The judge also referenced an earlier objection raised by EFCC counsel Kemi Pinheiro, SAN, during the March 7, 2025, hearing. Pinheiro argued that, as the prosecution had not closed its case, the defense should not be allowed to submit documents.
However, defense counsel Daudu countered that admissibility is determined solely by relevance, not procedural timing.
In his ruling on Thursday, Justice Nwite said the issue of tendering documents was governed by the law, looking at: “whether the facts are pleaded, whether the documents are relevant, whether the documents are admissible.”
He added, “Admissibility of documents is strictly guided by law as far as it satisfies the provisions of Sections 102 and 104 of the Evidence Act.
“The question is: at what point can the defendant tender documents?”
Justice Nwite said the court was inclined to agree with the counsel to the defendant, noting that the court was already on the platform of substantial justice.
“Consequently, the argument that the defence cannot present the document is hereby discountenanced,” the judge declared.
“Having said that, the objection of the prosecution is indeed preemptive. Consequently, the objection of the learned counsel to the prosecution is hereby overruled.
“The document sought to be tendered is hereby marked as Exhibit 19,” Nwite said.
The witness, who is the 3rd Prosecution witness, while being cross-examined, said he had worked with the American International School for eight years and was employed as an internal auditor.
When he was given Exhibit 19 (the FCT Court judgment), and asked to read out parts of the judgment, the prosecution counsel, Olukayode Enitan, SAN, objected.
“The witness has already been shown the exhibit admitted as evidence. Anything that needs to be done with the judgment is not within his opinion. That is for those of us here because the witness is not a legal expert. Let us save time by not asking the witness this,” he said.

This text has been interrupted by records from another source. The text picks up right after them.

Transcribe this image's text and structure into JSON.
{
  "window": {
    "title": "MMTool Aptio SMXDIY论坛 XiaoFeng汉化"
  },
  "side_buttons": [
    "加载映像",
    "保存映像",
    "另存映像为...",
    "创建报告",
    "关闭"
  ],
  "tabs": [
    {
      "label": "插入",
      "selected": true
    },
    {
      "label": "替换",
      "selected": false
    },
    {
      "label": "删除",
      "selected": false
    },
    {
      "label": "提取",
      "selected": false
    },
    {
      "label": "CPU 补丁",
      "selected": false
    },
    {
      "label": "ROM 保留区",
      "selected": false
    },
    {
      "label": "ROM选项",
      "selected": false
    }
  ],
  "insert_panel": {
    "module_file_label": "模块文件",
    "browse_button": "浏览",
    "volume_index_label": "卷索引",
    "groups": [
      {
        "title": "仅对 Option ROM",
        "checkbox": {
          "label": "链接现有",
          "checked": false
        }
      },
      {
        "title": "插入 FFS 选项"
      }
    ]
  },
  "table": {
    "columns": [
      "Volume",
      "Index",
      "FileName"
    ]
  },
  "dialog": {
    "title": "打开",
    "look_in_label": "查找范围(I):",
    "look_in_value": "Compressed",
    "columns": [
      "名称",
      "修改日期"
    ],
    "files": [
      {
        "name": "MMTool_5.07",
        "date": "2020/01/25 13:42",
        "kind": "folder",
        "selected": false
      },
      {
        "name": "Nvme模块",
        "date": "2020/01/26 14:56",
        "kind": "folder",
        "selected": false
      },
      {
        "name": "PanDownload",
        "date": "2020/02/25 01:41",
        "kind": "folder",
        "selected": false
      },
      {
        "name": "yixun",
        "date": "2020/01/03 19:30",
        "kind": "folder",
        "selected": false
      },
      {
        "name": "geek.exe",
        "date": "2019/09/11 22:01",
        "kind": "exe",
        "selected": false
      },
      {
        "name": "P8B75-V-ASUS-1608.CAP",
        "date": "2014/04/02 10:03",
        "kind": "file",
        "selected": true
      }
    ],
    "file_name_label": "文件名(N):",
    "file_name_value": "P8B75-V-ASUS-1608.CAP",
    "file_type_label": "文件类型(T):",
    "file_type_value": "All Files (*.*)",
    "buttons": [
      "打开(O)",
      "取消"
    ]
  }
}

“I am not asking for the witness’s opinion. I am speaking to the document just the same way they did,” Daudu SAN responded.
The EFCC lawyer said the difference between the document and the ones they tendered “is that those documents are not judgments of the court.”
“But it has been tendered and admitted by the court. I should be allowed to conduct my case the way I like. My lord, what I am saying is that I should be allowed to conduct my case because it may be devastating to my case if I am not allowed to,” the Defendant’s Counsel stated. The judge agreed.
The witness, therefore, read out the part of the judgment that said there was no court order for the school to return the money to EFCC or any judgment declaring the money as proceeds of money laundering.
The judgment also said AISA ought not to have paid the money to EFCC, that AISA cannot pay the EFCC or any other person monies paid under the future fee agreement without an order of the Court.
In addition, the Judgment held that AISA had a binding contract with the Bello family on future fee payments of school fees of children in the school, and they cannot derogate therefrom.
The witness also admitted that the name of Yahaya Bello was not on the letter for the payment of the $760,910 to American International School.
On the source of the payment of school fees to the school, the EFCC witness admitted that there was no wire transfer from the Kogi State Government or any of the local Governments in the state.
“If you check the entire statement, is there any wired transfer coming from the Kogi State government? Any column?” The Defendant’s lawyer asked.
“No, there is no such name,” the witness responded.
“What of any local government,” the Defendant’s lawyer asked.
Again, the witness said, “No.”
Justice Nwite, after this, adjourned the case to tomorrow, May 9, 2025, for continuation of trial.